The term "floating check" refers to a check that has been written but has not yet been debited from the account. The word "floating" is spelled with the IPA phonetic transcription /ˈfloʊ.tɪŋ/, with the emphasis on the first syllable. The "o" is pronounced as a long "oh" sound, while the "i" is pronounced as a short "ih" sound. The word "check" is spelled with the IPA phonetic transcription /tʃɛk/, with the emphasis on the first syllable. The "ch" sounds like a "t" before the "i" sound.
A floating check, also known as a post-dated check or an undated check, is a financial instrument issued by an individual or a company that bears a future date instead of the current date. In essence, it is a check that is written and signed on a given day but contains a date that is later than the day it is created. The purpose of a floating check is to delay its presentation for payment until a specific date in the future.
Floating checks are generally used for various reasons, such as making payments for outstanding debts, purchasing goods or services, or simply to reserve funds for a future transaction. By post-dating a check, the issuer ensures that the recipient does not attempt to deposit or cash it until the agreed-upon date. This provides the issuer with some control over the timing of when the funds will be withdrawn from their bank account.

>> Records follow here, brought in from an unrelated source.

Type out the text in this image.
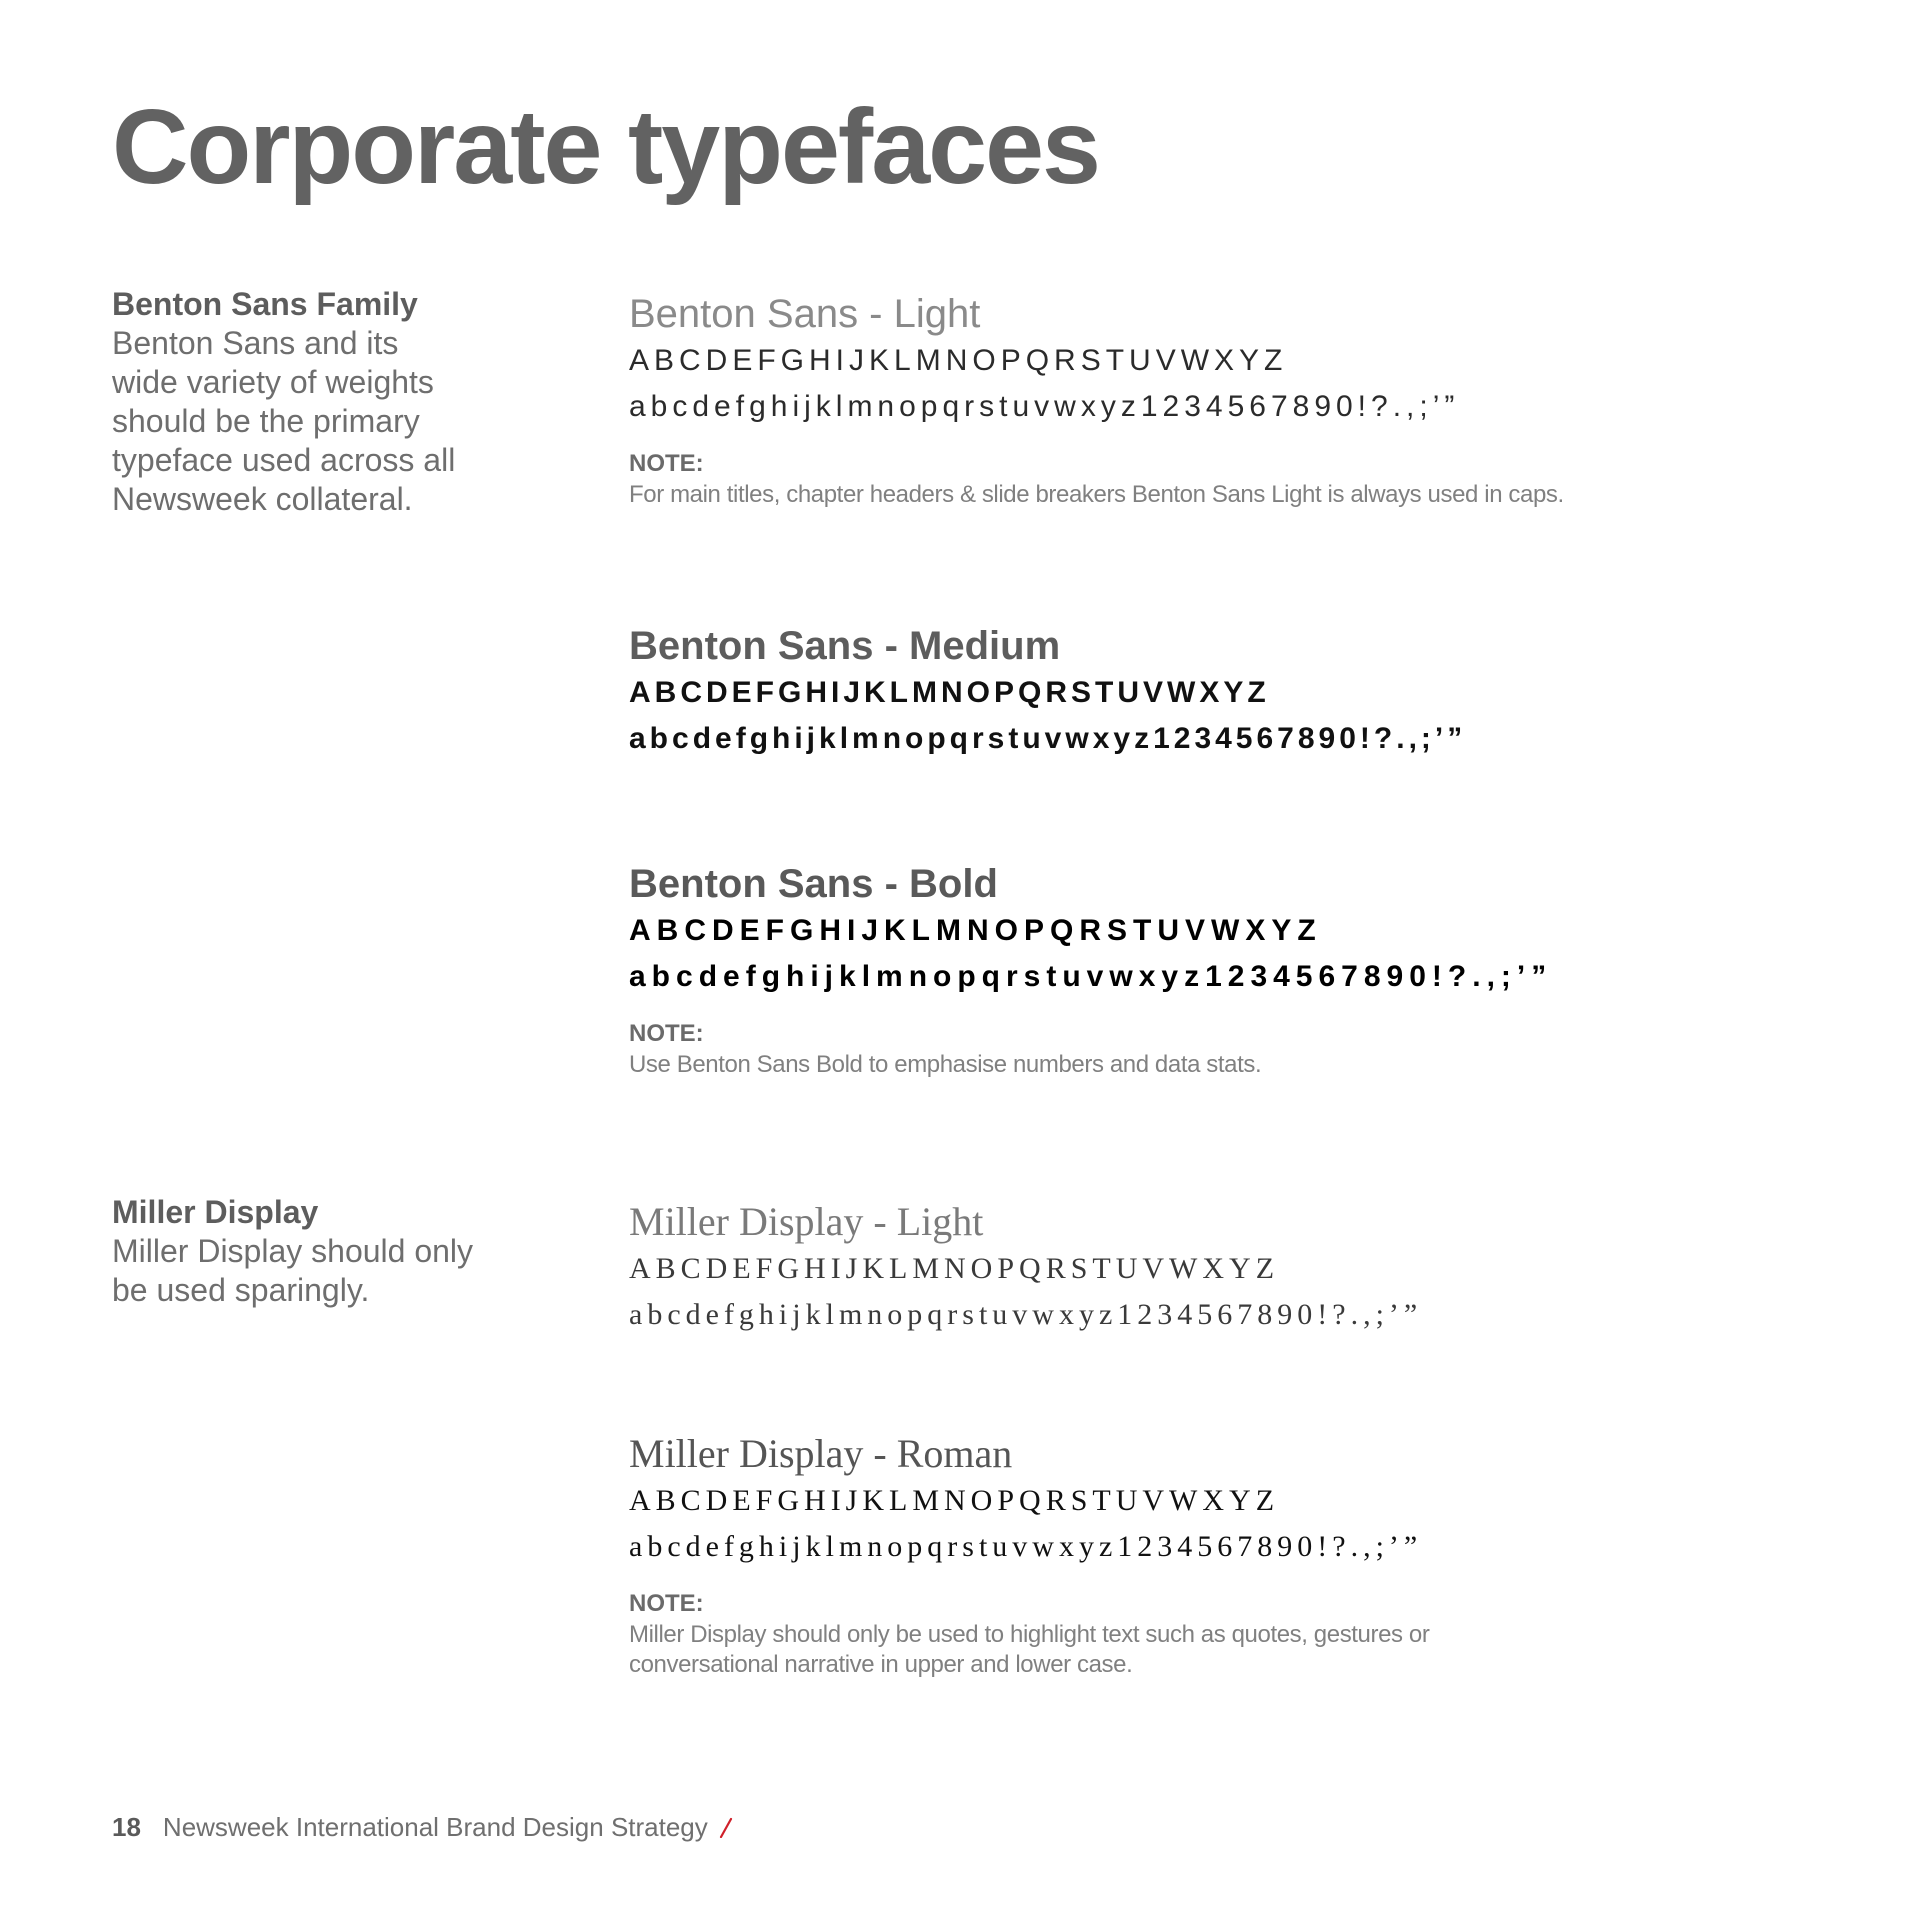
Corporate typefaces
Benton Sans Family
Benton Sans and its wide variety of weights should be the primary typeface used across all Newsweek collateral.
Miller Display
Miller Display should only be used sparingly.
Benton Sans - Light
ABCDEFGHIJKLMNOPQRSTUVWXYZ
abcdefghijklmnopqrstuvwxyz1234567890!?.,;’”
NOTE:
For main titles, chapter headers & slide breakers Benton Sans Light is always used in caps.
Benton Sans - Medium
ABCDEFGHIJKLMNOPQRSTUVWXYZ
abcdefghijklmnopqrstuvwxyz1234567890!?.,;’”
Benton Sans - Bold
ABCDEFGHIJKLMNOPQRSTUVWXYZ
abcdefghijklmnopqrstuvwxyz1234567890!?.,;’”
NOTE:
Use Benton Sans Bold to emphasise numbers and data stats.
Miller Display - Light
ABCDEFGHIJKLMNOPQRSTUVWXYZ
abcdefghijklmnopqrstuvwxyz1234567890!?.,;’”
Miller Display - Roman
ABCDEFGHIJKLMNOPQRSTUVWXYZ
abcdefghijklmnopqrstuvwxyz1234567890!?.,;’”
NOTE:
Miller Display should only be used to highlight text such as quotes, gestures or conversational narrative in upper and lower case.
18 Newsweek International Brand Design Strategy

However, it is important to note that the legitimacy of floating checks may vary depending on regional legislation and banking regulations. While they are generally accepted, some financial institutions or individuals may choose not to honor them if they have specific policies or concerns related to potential payment irregularities.
Overall, a floating check is a form of financial instrument that allows the issuer to postpone the withdrawal of funds from their bank account until a specified future date.
The term floating check does not have a specific etymology since it is not a widely recognized or standardized term in relation to checks. It seems to be a phrase used colloquially to describe a practice where someone intentionally writes a check without having sufficient funds in their account, relying on the time delay between when the check is written and when it is deposited and cleared by the bank. This delays the funds being withdrawn from the account, allowing the person to benefit from a temporary float period. However, this practice is generally considered fraudulent and illegal in many jurisdictions, known as check kiting or check fraud.